To cultivate "dialogic silence", the teacher can create deliberate pauses in teaching, providing a space for the mental processing of concepts; for instance, after explaining a problem, maintaining three to five seconds of silence to allow students' thinking to grow. To prevent silence from turning into a tool of passivity, the teacher should monitor signs in students such as eye-contact avoidance, restlessness, or the urge to leave the classroom, and transform silence into dialogue through open-ended, encouraging questions. A good teacher knows that creative silence is usually accompanied by deep concentration, open body language, and active eye contact, whereas passive silence is identifiable through signs of distress, deliberate inattention, or fear of being judged. The key to this transition lies in transforming the classroom from an answer-driven space into an ecosystem for shared inquiry.

Ghapanvari:
In inherited cultures, one of the genes of heredity is silence—a wholly paradoxical legacy.
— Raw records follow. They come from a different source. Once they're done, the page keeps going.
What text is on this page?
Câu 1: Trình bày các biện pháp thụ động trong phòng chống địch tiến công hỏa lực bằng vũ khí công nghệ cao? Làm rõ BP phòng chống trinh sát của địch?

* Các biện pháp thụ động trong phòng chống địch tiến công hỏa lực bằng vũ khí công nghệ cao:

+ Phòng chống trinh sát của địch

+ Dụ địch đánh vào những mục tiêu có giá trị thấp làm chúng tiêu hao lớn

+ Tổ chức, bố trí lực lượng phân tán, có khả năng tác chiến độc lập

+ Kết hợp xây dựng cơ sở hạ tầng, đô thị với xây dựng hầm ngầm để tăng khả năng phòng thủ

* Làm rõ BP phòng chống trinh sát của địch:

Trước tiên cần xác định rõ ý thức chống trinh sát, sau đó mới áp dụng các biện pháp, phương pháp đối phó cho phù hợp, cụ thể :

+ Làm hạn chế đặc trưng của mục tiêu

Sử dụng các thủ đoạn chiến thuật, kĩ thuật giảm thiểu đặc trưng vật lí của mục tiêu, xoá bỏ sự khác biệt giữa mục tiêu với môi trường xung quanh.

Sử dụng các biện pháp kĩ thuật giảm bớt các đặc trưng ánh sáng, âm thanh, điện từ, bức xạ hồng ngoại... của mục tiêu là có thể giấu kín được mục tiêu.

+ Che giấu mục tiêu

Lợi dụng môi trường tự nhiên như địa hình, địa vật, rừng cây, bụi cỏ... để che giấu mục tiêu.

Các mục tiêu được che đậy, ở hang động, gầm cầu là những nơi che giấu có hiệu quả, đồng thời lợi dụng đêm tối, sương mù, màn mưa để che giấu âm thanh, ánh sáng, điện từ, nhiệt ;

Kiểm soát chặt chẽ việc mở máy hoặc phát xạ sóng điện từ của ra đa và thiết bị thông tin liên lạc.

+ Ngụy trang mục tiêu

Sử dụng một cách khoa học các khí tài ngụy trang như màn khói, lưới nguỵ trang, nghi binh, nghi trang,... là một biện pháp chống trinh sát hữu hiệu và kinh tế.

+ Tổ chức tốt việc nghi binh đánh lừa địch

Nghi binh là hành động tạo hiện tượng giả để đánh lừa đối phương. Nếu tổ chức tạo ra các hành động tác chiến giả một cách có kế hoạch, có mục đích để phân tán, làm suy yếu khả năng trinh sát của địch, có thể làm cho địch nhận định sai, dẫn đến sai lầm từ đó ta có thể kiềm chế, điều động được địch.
A place where the eye and the breath are actors of silence. There is a negation of "is" and "is not," and a warning from within to all of existence about choices. The choice of all bodily limbs over speechlessness. The absent meaning has always coexisted with silence, such that historical human reason has the breadth of madness, and between the two, silence has always mediated from outside. The limits of education are dissociation and submission at the point where pure listening perishes. The threshold of challenge cannot, at any moment, escape questioning, and the zero point of time is broken only in silence. A lostness in a fluid space, and the choice of everything but language. As the ancient Greeks said: Logos, or reason, in its divisions has assigned a special place to not-speaking, and it seeks, in a sense, to make the hygiene of the Logos public for a few moments, so that the addressee may be immersed in a grand contemplation. When we drown in talk rather than in the word, we inevitably slip on the surfaces, and this slippage is purified in the addressee's silence. The learner must, through this passage, come to know well the gaps and distances in speech, in order to attain a kind of linguistic and logical cultivation simultaneously. Discourse-centredness abandons undirected thought in virtuality and blocks the path to linguistic discipline. It is precisely at this critical juncture that silence gives rise to a wise return to the root, free of attachment.

Chahardoli:
What I understand from your words, and where we share common ground, is this: Silence is both a prison and the key to freedom. On one side lies negative silence—a forced, fear-inducing silence inherited from one generation to the next, which prevents speaking and the expression of truths. This kind of silence is a prison. On the other side lies positive silence. This silence is a conscious and powerful choice. When words are insufficient to express a deep feeling or understanding, we actively choose "silence." This silence distances us from the noise of words and gives us a space for deep thinking, for grasping great truths, and even for connecting with our own being. This silence is a wise teacher. We must, therefore, break "negative silence" (the prison of silence), while embracing "positive silence" (silence for reflection).